A spokesman for Cork County Council said a meeting was held to discuss the matter and was attended by representatives from the local authority, Woomanagh Angling Association, Inland Fisheries, and EPS, which runs the treatment plant for the council.

“Cork County Council proposed that a detailed examination of the plant would be carried out with a view to optimising operational parameters and improving the reliability of the treatment process and the quality of the final effluent.

“Cork County Council are continuing with their monitoring of the plant and implementing incremental changes to optimise the operation of the plant.

“It was agreed by all parties that there was no overnight solution to this issue and that the implementation of the necessary changes would take time.”

Last night, the EPA said it was assessing an application from Cork County Council for a waste water discharge licence for the plant.

The application was submitted in 2008. Prior to that, waste water treatment plants did not have to be licenced.

The EPA said Dairygold’s plant at Mogeely was subjected to regular EPA inspections and monitoring and that its Office of Environmental Enforcement had been made aware “of incidents that have occurred with regard to exceedances in permitted discharges to water”.

“The most recent of these events was detected on Feb 7 when the EPA conducted sampling of the discharge to water from the facility.

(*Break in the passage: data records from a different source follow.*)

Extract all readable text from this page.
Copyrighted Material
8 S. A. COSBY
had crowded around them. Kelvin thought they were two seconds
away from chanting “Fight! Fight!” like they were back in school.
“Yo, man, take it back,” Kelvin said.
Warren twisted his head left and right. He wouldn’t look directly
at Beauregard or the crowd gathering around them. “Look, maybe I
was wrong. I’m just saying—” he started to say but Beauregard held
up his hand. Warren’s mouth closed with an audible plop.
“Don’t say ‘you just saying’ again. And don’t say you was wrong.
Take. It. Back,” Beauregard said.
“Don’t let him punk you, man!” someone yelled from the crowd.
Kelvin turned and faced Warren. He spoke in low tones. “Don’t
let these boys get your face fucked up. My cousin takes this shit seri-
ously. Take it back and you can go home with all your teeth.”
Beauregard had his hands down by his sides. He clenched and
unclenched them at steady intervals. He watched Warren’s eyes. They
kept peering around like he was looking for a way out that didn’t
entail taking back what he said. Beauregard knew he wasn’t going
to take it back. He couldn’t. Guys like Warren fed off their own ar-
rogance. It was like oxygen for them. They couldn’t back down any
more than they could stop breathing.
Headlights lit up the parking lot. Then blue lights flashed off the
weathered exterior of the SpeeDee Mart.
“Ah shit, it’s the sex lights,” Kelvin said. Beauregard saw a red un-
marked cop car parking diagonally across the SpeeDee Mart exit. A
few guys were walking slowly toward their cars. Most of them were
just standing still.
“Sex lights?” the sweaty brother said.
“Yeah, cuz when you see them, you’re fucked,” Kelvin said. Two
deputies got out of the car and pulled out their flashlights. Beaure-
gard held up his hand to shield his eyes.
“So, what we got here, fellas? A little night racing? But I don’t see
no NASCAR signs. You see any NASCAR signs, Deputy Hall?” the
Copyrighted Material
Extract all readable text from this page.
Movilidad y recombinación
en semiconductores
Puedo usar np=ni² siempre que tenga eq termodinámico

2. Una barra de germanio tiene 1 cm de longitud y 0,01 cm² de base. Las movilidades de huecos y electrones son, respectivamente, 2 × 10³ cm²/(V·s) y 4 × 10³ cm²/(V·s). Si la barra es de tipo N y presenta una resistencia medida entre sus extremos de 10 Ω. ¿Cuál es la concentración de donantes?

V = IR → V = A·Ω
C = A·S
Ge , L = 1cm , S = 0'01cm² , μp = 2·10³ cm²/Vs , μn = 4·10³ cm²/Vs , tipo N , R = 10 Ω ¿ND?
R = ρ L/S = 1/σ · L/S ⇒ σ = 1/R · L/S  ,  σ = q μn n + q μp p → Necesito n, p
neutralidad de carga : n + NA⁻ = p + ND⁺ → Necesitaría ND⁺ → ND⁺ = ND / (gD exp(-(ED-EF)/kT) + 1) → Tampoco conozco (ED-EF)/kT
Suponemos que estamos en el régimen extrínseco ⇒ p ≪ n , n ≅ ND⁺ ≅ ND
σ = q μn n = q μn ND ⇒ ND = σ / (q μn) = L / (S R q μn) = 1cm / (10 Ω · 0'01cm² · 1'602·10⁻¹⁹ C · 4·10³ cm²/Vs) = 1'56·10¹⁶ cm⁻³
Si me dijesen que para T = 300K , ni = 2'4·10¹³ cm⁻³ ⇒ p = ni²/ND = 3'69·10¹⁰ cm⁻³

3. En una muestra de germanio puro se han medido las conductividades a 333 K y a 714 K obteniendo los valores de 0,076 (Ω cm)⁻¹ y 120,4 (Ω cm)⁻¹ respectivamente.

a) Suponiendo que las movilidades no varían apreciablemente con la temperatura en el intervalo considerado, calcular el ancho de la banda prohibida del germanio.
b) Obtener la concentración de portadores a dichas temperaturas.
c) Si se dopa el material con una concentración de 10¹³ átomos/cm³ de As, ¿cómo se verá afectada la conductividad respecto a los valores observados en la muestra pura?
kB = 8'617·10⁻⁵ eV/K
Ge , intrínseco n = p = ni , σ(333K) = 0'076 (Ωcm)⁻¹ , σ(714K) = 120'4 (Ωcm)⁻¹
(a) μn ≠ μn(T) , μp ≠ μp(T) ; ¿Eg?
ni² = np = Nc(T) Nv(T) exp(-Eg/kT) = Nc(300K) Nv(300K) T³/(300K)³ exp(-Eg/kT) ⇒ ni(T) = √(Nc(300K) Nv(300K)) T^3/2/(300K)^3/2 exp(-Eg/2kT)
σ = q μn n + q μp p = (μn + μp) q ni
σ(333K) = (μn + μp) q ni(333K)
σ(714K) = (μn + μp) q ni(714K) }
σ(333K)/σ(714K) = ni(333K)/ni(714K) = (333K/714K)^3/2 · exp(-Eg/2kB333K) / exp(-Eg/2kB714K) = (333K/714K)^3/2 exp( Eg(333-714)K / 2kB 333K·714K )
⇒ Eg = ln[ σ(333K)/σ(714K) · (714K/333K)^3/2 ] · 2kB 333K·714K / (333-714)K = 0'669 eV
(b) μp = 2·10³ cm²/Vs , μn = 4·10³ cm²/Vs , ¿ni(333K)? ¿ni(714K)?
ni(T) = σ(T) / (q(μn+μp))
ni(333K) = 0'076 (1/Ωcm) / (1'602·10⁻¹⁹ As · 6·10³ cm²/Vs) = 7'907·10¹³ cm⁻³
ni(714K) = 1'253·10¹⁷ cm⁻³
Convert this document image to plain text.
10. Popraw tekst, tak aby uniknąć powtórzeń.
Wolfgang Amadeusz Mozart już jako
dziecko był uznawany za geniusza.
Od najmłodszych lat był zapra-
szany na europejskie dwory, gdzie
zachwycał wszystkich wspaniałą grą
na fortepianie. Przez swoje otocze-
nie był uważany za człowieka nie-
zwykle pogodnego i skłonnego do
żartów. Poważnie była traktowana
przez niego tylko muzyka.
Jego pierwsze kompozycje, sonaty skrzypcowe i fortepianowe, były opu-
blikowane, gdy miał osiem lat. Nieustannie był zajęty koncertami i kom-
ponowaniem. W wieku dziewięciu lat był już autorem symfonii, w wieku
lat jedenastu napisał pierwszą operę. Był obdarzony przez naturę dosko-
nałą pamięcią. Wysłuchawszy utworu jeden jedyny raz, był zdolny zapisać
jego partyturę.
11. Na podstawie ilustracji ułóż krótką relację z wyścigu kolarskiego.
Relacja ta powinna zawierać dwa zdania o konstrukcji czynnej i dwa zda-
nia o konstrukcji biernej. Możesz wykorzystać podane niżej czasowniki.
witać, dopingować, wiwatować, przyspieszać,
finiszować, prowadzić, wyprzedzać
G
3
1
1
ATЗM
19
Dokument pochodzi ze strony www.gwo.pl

“The EPA has notified the licensee of this non-compliance and is pursuing compliance with the requirements of the licence. In response to the incidents regarding the discharges to water, the on-site waste water treatment at Dairygold is presently undergoing major upgrade works to improve its performance,” said an EPA spokesman.

A Dairygold spokesman denied the plant was a source of pollution. “Whatever gave rise to the cloudy appearance of the river in February, it did not originate from the Mogeely cheese plant or upstream of it,” he said.